How the Policy relates to Marxism
The health inequalities, as documented earlier products of China’s socialist market economy and its various approach. The complexity of the Chinese health care system indicates the class relations based on geographic locations, and as a result of it the conflict arises using the materialistic approach through the development of the Chines health care system. However, despite China’s two health care systems based on the geographic location, the government covers various medical costs in rural and urban areas under the NCMS, URBMI and UEBMI. It is only Marxism that has been able to identify the supply of the health care inequalities in Chinese society through the current system. The Chinese socialist market economy is exhausted in developing the productive basis of society. Therefore, the Chinese government’s expenditure to cover the health care cost and to reduce the inequalities through Marxist philosophy which is essentially a guide to action. Because contradictions in society can only be achieved by human working consciously striving for the transformation of society. In this instance, covering the health care cost and reducing the inequalities. This report finds it Chinese health care system is a great example of Marxism. However, this report acknowledges that the relationship between Marxism and the welfare state is very complex as the welfare state under various system very diverse.
Recommendations
This analysis acknowledges that the supply of the health care system gap between the urban and rural areas cannot be filled in the short term. However, Chinese government can introduce few steps to minimise the inequalities in their health care system.

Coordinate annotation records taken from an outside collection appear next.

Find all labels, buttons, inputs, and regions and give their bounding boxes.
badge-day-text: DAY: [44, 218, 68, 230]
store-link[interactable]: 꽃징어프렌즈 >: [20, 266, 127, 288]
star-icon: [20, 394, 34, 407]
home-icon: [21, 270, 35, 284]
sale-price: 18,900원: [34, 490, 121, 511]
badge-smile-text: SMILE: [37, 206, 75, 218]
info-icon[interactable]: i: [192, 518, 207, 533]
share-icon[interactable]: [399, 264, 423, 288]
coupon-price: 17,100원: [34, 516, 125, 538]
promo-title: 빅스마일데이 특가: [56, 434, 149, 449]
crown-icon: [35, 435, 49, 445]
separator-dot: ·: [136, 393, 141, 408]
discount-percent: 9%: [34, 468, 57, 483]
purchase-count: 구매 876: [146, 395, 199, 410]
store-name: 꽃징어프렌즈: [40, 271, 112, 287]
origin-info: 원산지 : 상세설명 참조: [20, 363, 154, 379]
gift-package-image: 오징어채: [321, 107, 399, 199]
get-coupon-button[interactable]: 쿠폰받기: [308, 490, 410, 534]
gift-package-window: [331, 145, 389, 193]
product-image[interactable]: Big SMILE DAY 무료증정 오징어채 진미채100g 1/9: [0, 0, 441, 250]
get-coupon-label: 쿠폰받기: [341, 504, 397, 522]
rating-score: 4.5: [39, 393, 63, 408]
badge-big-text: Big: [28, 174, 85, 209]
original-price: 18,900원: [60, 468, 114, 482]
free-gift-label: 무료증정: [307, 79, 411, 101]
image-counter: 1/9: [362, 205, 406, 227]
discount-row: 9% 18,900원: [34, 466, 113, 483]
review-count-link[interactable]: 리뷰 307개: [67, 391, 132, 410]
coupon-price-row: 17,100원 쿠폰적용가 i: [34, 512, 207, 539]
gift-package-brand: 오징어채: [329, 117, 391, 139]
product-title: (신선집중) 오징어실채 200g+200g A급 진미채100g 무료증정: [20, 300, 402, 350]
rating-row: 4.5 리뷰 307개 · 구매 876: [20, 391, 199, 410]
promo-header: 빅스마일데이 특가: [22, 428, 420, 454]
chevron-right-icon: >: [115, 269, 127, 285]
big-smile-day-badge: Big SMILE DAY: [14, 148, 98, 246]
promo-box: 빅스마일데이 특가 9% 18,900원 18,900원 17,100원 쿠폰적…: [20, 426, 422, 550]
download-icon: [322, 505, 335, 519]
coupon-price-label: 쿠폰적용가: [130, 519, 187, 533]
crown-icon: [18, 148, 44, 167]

a) The government can maintain the balance by introducing income-based health care system not based on geographic locations.
b) Better tax policies and transfer payments, especially for the rural areas.
c) The Chinese government can introduce fiscal policies in rural areas to reduce poverty. If poverty reduced in rural areas, human migration into the urban areas will be reduced too.
d) The Chinese government should introduce policy measures to provide coverage for any health problems regardless of the areas.
e) Combining the systems will reduce ambiguity. By doing these government can ensure providing basic health care in rural and urban areas.
f) The human migration from the rural agrarian-based society to urban service environments will pose significant stress on the existing urban health care providers. In order to reduce human migration into the urban areas, government should create more opportunities for employment in the rural areas.
g) In Chinese society, in order to maintain the social values to develop an equitable, sustainable, efficient and fair health care system in the coming years, the government should continue the reform in the health care sector through research and evidence-based policy-making.